One area with potentially important implications in routine clinical practice is that of whole-body parametric imaging. As mentioned earlier, a number of parameters can be estimated using Patlak analysis but this approach is dependent upon complex data acquisition protocols which need to be optimised. However, novel data acquisition schemes provided by the latest generation of PET scanners, such as continuous bed motion [163165] and multipass scanning, are already available in the clinic [166]. Such scanner capabilities could facilitate the adoption of whole-body parametric imaging and improve protocol optimisation for specific applications. Current protocols, based on multipass 18F-FDG imaging and Patlak analysis [81], allow the image-derived IF to be obtained from the heart ventricles. However, it may be argued that using the initial few minutes of the PET scan for the purpose of IF estimation is not an appropriate use of resources. Furthermore, early PET imaging (t < 60 min post-injection) has the additional disadvantage that conventional SUV images cannot be generated. It may instead be meaningful to scan at later stages (e.g. 45–75 min or 60–90 min post-injection), where a population IF is used, but this time scaled using multiple late-phase IF estimates (by subsequent passes over the heart), which at the same time enables generation of SUV-type images by simple summation of the frames. This protocol can then be utilised to enable complementary generation of SUV and parametric images for enhanced clinical and quantitative task performance, and to provide clinicians with both views.

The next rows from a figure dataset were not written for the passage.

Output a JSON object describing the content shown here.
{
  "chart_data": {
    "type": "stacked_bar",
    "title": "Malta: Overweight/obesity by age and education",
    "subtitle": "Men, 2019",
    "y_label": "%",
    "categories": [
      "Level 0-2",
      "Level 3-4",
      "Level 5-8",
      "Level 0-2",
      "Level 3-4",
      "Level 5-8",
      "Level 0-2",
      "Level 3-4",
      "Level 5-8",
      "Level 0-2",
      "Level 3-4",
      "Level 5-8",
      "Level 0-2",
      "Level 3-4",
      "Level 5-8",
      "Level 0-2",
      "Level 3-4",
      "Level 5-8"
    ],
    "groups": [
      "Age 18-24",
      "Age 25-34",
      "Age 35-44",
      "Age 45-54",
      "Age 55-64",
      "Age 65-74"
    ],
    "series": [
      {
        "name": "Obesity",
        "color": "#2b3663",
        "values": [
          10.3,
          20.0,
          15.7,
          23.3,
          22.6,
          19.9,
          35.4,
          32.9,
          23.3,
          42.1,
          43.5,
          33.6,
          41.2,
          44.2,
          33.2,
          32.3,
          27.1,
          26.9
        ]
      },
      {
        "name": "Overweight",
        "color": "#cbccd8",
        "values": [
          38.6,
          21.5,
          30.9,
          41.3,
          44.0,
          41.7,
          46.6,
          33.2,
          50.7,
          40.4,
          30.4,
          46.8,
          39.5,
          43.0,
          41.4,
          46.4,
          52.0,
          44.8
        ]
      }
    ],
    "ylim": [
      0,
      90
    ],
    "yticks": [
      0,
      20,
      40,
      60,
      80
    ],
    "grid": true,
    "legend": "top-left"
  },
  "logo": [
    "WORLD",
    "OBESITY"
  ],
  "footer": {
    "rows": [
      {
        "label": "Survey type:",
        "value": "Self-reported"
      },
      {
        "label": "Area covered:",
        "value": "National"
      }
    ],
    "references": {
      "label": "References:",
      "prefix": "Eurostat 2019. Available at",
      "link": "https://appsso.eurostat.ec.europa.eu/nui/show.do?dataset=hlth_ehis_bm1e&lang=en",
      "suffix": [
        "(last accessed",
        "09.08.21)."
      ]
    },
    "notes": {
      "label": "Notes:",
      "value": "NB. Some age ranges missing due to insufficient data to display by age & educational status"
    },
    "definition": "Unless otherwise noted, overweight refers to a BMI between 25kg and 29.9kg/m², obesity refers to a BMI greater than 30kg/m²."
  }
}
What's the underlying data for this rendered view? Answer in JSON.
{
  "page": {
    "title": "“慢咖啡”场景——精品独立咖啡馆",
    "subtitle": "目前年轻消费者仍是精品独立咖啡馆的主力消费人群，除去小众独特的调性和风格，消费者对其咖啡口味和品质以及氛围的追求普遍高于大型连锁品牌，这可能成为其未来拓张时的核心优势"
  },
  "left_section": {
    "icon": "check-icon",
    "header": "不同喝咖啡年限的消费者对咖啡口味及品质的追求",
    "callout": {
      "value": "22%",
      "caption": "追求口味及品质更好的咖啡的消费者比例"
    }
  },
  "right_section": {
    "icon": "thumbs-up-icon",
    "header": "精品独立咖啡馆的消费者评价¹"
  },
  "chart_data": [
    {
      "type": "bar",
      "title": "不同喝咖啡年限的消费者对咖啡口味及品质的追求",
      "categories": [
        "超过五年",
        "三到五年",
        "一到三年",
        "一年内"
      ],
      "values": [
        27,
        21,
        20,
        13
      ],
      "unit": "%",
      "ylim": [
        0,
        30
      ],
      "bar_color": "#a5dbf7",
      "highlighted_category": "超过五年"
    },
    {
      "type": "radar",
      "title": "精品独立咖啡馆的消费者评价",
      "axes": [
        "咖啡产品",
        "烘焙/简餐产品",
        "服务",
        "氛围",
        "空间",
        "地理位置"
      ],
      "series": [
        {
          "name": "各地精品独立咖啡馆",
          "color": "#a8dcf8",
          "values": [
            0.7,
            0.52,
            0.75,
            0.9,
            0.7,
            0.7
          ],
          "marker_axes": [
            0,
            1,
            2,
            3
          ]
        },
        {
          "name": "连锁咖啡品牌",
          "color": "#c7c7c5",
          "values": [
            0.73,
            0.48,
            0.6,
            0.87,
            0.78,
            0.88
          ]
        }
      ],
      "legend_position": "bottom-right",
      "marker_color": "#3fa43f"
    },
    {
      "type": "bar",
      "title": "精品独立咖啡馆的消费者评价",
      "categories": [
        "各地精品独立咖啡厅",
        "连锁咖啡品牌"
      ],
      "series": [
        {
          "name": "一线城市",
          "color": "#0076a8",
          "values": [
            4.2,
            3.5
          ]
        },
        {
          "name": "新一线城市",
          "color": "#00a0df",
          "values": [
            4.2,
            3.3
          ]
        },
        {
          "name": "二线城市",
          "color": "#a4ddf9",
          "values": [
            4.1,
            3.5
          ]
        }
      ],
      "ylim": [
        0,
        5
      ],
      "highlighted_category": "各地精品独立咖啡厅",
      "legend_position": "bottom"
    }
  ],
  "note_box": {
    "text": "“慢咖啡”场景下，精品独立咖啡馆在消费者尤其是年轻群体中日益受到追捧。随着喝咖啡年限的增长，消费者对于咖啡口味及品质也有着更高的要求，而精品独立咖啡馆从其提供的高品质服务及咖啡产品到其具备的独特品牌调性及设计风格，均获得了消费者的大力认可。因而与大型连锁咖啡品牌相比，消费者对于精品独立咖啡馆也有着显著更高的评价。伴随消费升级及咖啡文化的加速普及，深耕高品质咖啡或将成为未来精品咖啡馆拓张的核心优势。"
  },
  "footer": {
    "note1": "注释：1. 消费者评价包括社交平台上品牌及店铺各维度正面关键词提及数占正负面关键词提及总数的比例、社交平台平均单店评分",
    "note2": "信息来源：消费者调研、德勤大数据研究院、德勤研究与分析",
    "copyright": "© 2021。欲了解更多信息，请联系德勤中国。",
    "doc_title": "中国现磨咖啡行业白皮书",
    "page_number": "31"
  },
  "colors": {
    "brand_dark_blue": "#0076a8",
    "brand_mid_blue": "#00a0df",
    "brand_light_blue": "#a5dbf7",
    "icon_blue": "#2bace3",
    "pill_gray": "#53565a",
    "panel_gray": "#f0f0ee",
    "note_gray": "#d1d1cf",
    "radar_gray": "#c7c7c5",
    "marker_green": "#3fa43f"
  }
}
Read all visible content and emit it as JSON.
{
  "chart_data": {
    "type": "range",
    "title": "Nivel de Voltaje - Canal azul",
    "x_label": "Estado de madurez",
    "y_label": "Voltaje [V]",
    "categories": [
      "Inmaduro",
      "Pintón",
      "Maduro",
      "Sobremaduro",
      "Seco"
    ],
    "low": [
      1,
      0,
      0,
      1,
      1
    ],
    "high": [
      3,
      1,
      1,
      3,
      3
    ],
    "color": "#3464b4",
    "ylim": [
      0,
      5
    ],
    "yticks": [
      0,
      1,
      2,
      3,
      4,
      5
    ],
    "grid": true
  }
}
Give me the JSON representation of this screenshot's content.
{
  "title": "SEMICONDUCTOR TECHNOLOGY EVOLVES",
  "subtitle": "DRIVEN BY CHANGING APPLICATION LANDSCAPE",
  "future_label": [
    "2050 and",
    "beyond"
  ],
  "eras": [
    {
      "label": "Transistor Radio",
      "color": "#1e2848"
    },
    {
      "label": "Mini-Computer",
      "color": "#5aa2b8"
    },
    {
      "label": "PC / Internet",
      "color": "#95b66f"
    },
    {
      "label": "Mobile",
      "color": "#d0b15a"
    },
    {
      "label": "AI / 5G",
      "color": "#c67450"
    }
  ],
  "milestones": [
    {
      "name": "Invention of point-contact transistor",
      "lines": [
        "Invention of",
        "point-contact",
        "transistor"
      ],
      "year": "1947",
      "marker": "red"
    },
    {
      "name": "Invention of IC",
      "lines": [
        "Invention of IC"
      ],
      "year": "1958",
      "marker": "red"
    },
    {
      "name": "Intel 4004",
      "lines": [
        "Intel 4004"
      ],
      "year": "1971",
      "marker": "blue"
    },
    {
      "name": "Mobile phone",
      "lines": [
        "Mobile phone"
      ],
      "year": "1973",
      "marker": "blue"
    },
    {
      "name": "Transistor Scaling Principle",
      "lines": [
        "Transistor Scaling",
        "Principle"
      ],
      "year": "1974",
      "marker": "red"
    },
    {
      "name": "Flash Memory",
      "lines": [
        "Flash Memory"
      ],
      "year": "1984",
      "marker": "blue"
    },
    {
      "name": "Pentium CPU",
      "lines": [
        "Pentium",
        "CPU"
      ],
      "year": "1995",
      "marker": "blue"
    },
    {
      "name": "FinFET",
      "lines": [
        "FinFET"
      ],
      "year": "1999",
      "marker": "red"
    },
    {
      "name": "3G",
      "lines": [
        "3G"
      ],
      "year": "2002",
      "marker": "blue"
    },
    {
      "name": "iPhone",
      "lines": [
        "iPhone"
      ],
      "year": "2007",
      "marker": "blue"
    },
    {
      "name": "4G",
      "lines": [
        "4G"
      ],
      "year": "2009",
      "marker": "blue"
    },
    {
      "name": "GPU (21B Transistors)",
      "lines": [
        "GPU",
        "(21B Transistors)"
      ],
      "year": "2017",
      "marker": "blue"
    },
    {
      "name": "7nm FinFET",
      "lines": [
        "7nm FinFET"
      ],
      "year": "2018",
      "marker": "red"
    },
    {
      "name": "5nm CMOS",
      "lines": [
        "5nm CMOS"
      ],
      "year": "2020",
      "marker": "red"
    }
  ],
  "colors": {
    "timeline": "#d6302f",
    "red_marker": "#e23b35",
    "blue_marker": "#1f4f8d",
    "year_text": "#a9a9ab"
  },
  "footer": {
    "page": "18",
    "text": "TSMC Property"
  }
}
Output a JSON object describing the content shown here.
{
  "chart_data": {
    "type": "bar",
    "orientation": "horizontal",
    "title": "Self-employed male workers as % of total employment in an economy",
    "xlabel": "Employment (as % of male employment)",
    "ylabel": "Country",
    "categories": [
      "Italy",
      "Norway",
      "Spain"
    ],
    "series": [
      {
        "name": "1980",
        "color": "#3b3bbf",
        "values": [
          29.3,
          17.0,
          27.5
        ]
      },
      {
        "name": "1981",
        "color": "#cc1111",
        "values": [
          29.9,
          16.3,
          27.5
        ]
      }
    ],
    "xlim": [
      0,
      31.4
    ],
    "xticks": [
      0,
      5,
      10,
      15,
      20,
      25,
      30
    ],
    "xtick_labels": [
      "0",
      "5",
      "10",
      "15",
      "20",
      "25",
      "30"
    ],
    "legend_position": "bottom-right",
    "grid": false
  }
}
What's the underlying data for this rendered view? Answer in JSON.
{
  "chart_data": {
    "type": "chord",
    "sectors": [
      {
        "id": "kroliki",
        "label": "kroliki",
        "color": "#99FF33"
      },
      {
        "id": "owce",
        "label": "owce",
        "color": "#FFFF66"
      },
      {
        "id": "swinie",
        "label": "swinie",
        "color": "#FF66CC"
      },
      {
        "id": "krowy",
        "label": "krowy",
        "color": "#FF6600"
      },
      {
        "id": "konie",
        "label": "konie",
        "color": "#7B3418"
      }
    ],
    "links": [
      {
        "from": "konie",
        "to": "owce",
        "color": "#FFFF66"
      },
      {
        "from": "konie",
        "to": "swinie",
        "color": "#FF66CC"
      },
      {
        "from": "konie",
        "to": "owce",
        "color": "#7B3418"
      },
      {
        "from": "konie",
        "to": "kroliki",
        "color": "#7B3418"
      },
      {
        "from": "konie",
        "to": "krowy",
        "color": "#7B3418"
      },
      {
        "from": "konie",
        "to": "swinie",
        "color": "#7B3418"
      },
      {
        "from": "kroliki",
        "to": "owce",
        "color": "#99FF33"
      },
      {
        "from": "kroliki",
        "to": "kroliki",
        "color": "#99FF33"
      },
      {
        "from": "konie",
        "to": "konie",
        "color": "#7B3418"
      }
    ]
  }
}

Another complication with current dynamic whole-body imaging protocols is the limited counting statistics acquired in each frame, which results in parametric images with reduced precision and accuracy compared with traditional single frame dynamic imaging despite the fact that macro-parameters, such as those estimated from data-driven methods (Patlak plot, Logan plot, spectral analysis, basis pursuit etc.), are less susceptible to counting statistics. However, direct 4D reconstruction approaches based on optimisation transfer, having all the aforementioned benefits, can be used to facilitate full kinetic analysis and improve upon the precision and accuracy of micro-parameters, as well as macro-parameters [167].

A renewed interest in the field of scanner and detector design for total body scanners could offer an alternative solution to the aforementioned problem, through the development of methods for simultaneous acquisition of the kinetics in the heart and the entire torso [168, 169]. However, if a total body was to be realised, it would initially be used for research applications owing to its complexity and cost. Extending these techniques to PET/MR imaging, and benefiting from the additional information that the MR could contribute to dynamic imaging applications, could potentially revolutionise the way clinical imaging is performed. Moreover, it could enhance the potential of PET/MR and extend its application and scope to dynamic multi-parametric imaging in the clinic.